Sono in assoluto la patologia più frequente e più impegnativa di un reparto di Ortopedia e Traumatologia. Sono più frequenti nelle donne (rapporto 2:1) e rappresentano la complicanza più grave dell’osteopatia osteoporotica post-menopausale e senile.
Il sesso più colpito è quello femminile perché la drastica riduzione del tasso di ormoni estrogeni che si verifica dopo la menopausa nella donna indebolisce notevolmente la struttura ossea in generale, ma soprattutto alcune sedi elettive:
- collo del femore,
- polso,
- rachide,
- epifisi prossimale dell’omero.
Queste fratture un tempo erano considerate la causa più frequente di mortalità delle persone anziane in quanto o non guarivano ovvero costringevano a lunghi periodi di immobilizzazione a letto con le conseguenze che ne derivano: piaghe da decubito, broncopolmoniti, decadimento organistico, insufficienza cardiorespiratoria.
Femore com’è fatto
La regione prossimale del femore è costituita dalla testa femorale, dal collo propriamente detto, dalla regione trocanterica (piccolo e grande trocantere).
Lo studio anatomico della zona riveste notevole importanza in quanto la rima di frattura di queste lesioni può interessare una regione di osso femorale intracapsulare o extracapsulare e ciò ha conseguenze notevoli per la guarigione di queste fratture.
L’irrorazione della regione della testa femorale avviene attraverso l’arteria del legamento rotondo, che proviene dalla zona centrocotiloidea e raggiunge il centro della testa femorale (fovea capitis), e attraverso le arterie capsulari (anteriore e posteriore) che raggiungono la base del collo femorale.
Una lesione frattura la cui rima cadrà in una regione del collo femorale prima della inserzione caspulare priverà del contingente ematico nutritizio delle arterie caspulari la testa femorale; questa pertanto riceverà sangue e quindi nutrimento solo dall’arteria centrale del legamento rotondo; se questa arteria è preda di processi aterosclerotici ovvero è trombizzata (come frequentemente si osserva nell’anziano) il sangue nutritizio alla testa femorale sarà scarso o nullo e pertanto la regola sarà la necrosi della testa del femore.

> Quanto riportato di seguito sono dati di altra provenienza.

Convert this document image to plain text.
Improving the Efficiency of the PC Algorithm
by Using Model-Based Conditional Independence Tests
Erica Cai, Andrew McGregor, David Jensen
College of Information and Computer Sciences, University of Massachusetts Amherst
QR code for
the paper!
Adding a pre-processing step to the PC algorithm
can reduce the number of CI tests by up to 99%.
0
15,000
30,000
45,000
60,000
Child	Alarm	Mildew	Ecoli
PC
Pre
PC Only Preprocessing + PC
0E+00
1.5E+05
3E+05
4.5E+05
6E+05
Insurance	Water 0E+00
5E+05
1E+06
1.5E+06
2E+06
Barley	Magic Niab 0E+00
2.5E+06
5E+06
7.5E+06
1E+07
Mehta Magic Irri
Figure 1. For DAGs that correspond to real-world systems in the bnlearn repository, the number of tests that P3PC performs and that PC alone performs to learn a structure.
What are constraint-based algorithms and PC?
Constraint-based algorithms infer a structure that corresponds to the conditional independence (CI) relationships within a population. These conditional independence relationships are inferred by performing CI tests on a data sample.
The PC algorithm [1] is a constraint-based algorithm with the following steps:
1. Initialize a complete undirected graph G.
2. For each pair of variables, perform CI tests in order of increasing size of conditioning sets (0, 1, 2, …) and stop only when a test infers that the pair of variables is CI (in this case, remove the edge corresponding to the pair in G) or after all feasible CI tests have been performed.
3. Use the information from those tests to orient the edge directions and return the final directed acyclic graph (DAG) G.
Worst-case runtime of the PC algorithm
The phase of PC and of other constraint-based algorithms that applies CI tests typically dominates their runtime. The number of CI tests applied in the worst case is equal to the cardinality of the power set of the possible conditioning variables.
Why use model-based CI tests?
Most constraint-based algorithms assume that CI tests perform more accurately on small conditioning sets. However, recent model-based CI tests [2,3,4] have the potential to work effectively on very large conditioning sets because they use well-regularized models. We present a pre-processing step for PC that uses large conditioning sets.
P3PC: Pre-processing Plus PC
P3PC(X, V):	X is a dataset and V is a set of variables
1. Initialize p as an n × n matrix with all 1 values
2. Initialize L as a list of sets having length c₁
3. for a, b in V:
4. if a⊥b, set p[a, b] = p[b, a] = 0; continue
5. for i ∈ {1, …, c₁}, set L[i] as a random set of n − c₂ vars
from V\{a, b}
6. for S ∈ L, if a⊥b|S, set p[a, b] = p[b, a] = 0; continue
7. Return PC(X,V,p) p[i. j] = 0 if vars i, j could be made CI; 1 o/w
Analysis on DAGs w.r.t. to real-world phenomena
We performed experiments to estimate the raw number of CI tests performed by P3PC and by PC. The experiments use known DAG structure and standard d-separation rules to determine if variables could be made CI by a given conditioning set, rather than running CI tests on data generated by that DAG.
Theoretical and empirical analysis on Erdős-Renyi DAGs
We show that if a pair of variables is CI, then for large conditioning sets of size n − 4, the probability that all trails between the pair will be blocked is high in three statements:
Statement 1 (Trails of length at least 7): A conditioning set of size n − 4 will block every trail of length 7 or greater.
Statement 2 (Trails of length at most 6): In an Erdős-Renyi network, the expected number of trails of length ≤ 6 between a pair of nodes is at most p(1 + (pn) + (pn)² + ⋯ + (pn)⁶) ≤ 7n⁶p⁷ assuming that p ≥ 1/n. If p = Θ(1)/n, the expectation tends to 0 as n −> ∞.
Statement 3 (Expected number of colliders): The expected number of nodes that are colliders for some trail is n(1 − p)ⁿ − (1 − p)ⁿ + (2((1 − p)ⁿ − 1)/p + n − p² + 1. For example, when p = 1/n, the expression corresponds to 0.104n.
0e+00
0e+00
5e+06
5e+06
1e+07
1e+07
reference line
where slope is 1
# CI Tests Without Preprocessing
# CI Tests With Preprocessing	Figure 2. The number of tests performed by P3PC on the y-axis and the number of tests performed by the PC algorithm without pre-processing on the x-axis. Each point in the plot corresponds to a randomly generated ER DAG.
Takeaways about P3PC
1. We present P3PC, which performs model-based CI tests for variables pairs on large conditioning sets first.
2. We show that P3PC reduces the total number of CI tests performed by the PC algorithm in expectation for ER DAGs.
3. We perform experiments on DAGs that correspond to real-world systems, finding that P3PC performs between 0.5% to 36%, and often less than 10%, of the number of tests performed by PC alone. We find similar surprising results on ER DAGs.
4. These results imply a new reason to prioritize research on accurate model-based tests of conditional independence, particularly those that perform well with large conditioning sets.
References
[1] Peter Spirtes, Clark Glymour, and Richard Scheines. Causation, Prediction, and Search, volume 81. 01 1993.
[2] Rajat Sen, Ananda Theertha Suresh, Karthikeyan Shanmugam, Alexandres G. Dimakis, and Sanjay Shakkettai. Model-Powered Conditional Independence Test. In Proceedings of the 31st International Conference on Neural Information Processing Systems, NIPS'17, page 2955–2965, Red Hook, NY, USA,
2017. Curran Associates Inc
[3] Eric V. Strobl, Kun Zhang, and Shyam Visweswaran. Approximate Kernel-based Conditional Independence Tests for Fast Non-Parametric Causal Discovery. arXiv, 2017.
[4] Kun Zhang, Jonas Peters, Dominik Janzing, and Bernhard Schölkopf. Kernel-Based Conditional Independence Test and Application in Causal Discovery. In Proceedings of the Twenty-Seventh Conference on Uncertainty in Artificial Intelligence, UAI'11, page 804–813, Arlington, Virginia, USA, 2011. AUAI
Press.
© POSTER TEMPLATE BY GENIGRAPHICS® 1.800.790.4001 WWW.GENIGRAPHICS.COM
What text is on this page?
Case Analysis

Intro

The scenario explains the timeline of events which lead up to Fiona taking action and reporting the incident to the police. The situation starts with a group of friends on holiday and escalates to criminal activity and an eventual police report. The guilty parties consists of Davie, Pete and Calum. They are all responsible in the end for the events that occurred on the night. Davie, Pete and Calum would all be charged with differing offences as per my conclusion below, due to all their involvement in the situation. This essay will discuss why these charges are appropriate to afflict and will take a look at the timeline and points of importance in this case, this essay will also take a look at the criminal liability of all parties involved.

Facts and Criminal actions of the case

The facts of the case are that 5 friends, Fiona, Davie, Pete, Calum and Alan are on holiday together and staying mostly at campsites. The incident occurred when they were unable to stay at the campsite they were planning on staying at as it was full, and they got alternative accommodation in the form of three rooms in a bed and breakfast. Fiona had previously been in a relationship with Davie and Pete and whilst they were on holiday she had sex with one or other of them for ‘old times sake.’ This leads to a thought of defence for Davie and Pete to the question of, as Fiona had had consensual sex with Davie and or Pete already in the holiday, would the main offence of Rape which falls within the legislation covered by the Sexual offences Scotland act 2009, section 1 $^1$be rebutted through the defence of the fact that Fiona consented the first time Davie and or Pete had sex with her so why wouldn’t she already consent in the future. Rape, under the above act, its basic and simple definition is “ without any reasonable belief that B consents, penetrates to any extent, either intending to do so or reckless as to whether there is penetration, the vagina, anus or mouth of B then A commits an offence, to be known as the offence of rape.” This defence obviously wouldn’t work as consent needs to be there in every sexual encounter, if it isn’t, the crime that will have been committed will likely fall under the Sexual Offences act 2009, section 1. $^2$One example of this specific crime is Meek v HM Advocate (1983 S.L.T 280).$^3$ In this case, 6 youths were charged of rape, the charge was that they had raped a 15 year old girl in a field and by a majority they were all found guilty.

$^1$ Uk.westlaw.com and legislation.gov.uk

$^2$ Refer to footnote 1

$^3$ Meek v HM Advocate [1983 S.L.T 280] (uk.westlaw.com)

Distinzioni delle fratture del collo del femore
Pertanto queste considerazioni hanno indotto a distinguere le fratture del collo del femore in fratture mediali, quelle che capitano all’interno dell’inserzione capsulare sul collo (fratture cos. transcervicali, sottocapitate, basicervicali), e in fratture laterali, quelle la cui rima cade in corrispondenza dell’inserzione capsulare o subito all’esterno (fratture basi-trocanteriche, fratture pertrocanteriche, sottotrocanteriche). Le fratture laterali, o in generale le fratture trocanteriche, erano definite benigne in quanto la consolidazione era la regola, quelle mediali, o in generale le fratture transcervicali, erano definite maligne in quanto la necrosi della testa femorale è la regola.
Il trattamento di queste fratture del collo del femore dovrà pertanto tenere conto di questi presupposti. Un trattamento conservativo non chirurgico ovvero un trattamento chirurgico che prevede un’osteosintesi sarà destinato al fallimento nel caso delle fratture mediali, mentre sarà coronato da successo nelle fratture laterali trocanteriche.
Fratture mediali del femore
Le fratture mediali in soggetti giovani, nei quali si può presumere che la testa possa ricevere sangue nutritizio dall’arteria centrale non obliterata del legamento rotondo, e che non si presentano molto scomposte, possono richiedere un trattamento chirurgico che prevede l’osteosintesi. In tutti gli altri casi di fratture mediali (trancervicali p.d., sottocapitate etc.) il trattamento dovrà essere chiurgico e consisterà in una artroplastica sostitutiva con protesi parziale o totale di anca.
Fratture laterali del femore
Le fratture laterali prevedono un trattamento chirurgico di osteosintesi (chiodo gamma, chiodo placca, vite-placca, etc.) l’unico che permette di mobilizzare questi ammalati per lo più anziani, migliorarne le possibilità di nursing e consentire una rapida deambulazione.